What Happens When Kids Don’t See Their Peers for Months
By Lydia Denworth | June 24th, 2020 | The Atlantic | Topics: Emotions and Relationships, Parenting and Family, Social Behavior
Socializing is a crucial part of growing up. The pandemic brought it to a halt.
Had the spring of 2020 gone as planned, a day in the life of an average child would have meant actual classrooms, baseball games, middle-school plays, and birthday parties where kids ate too much cake instead of waving from the back seat as a parent drove them past their friend’s house, honking the horn. There would have been jokes and whispers in hallways, cafeterias, gyms, and school buses. As he finished his junior year of high school, my 17-year-old son, Alex, didn’t just miss engineering projects; he missed walking to school with Charlie, grabbing lunch with Johnny or Callan, perfecting his jump shot with Evan and Elliott. He should have been going to movies on Friday nights and flirting at parties on Saturday nights.

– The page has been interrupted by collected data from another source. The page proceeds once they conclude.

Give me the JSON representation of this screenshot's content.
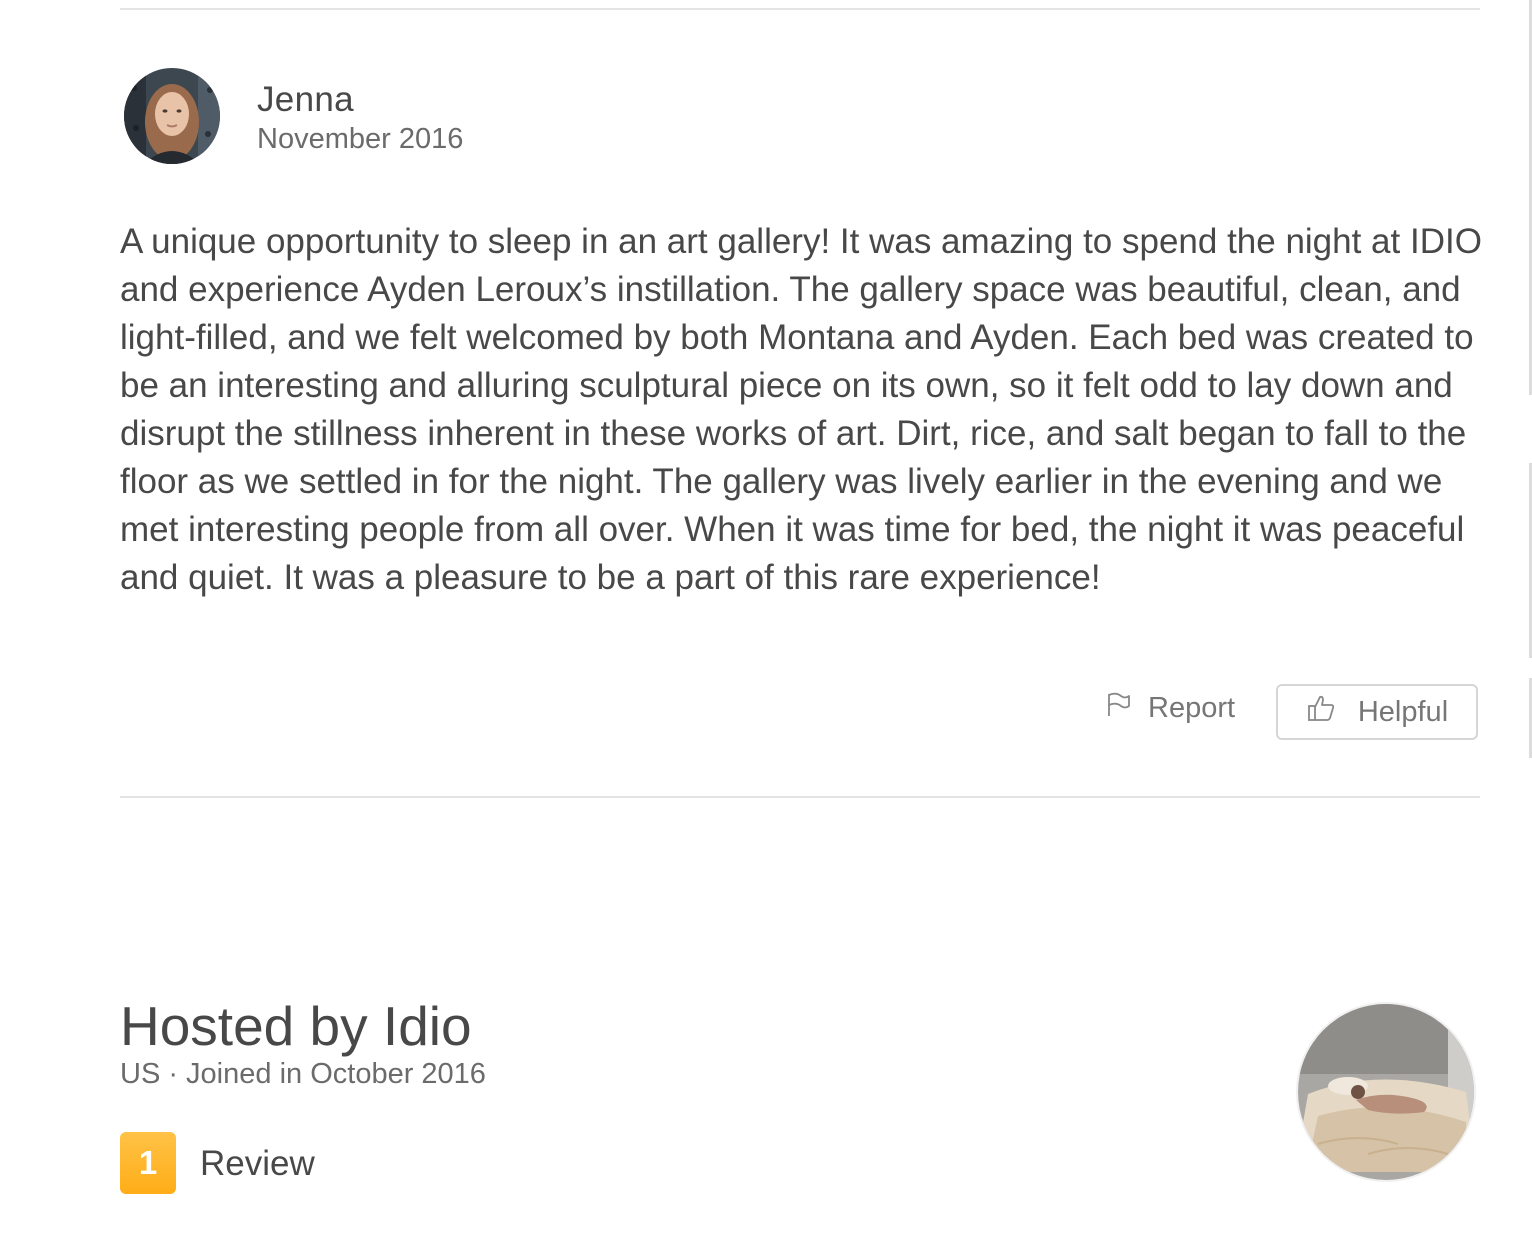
{
  "review": {
    "reviewer_name": "Jenna",
    "date": "November 2016",
    "text": "A unique opportunity to sleep in an art gallery! It was amazing to spend the night at IDIO and experience Ayden Leroux’s instillation. The gallery space was beautiful, clean, and light-filled, and we felt welcomed by both Montana and Ayden. Each bed was created to be an interesting and alluring sculptural piece on its own, so it felt odd to lay down and disrupt the stillness inherent in these works of art. Dirt, rice, and salt began to fall to the floor as we settled in for the night. The gallery was lively earlier in the evening and we met interesting people from all over. When it was time for bed, the night it was peaceful and quiet. It was a pleasure to be a part of this rare experience!",
    "report_label": "Report",
    "report_icon": "flag-icon",
    "helpful_label": "Helpful",
    "helpful_icon": "thumbs-up-icon"
  },
  "host": {
    "title": "Hosted by Idio",
    "meta": "US · Joined in October 2016",
    "review_count": "1",
    "review_label": "Review"
  },
  "colors": {
    "badge": "#ffb400",
    "text": "#484848",
    "muted": "#767676",
    "divider": "#e4e4e4"
  }
}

Time with other children is a crucial piece of growing up. Relationships with peers are how kids learn about cooperation, trust, and loyalty, as well as how to not just receive support from their parents, but also give it to others. Thanks to the coronavirus pandemic and the measures that parents, schools, and governments have put in place to limit its spread, millions of children across the United States are missing out on friendship. Summer doesn’t necessarily promise much relief, as plans for camp and other activities, such as Alex’s travel basketball tournaments, are also disrupted.
Being isolated at home for months is a very different prospect for an 8-year-old than it is for an 18-year-old. Even kids of the same age have different interests, needs, and personalities, and their responses to quarantine will be different too. Some children who dealt with bullying or social anxiety prior to the pandemic might have found social distancing to be a relief. Not everyone actually wanted to go to prom. But others with mental-health issues or a less-than-happy home environment are more likely to suffer from being out of school or camp. “It’s age-dependent, but more so it depends on what actually happens to kids when they are at home,” Stephanie Jones, a developmental psychologist at Harvard, told me. “Little kids, in particular, are barometers of family stress.”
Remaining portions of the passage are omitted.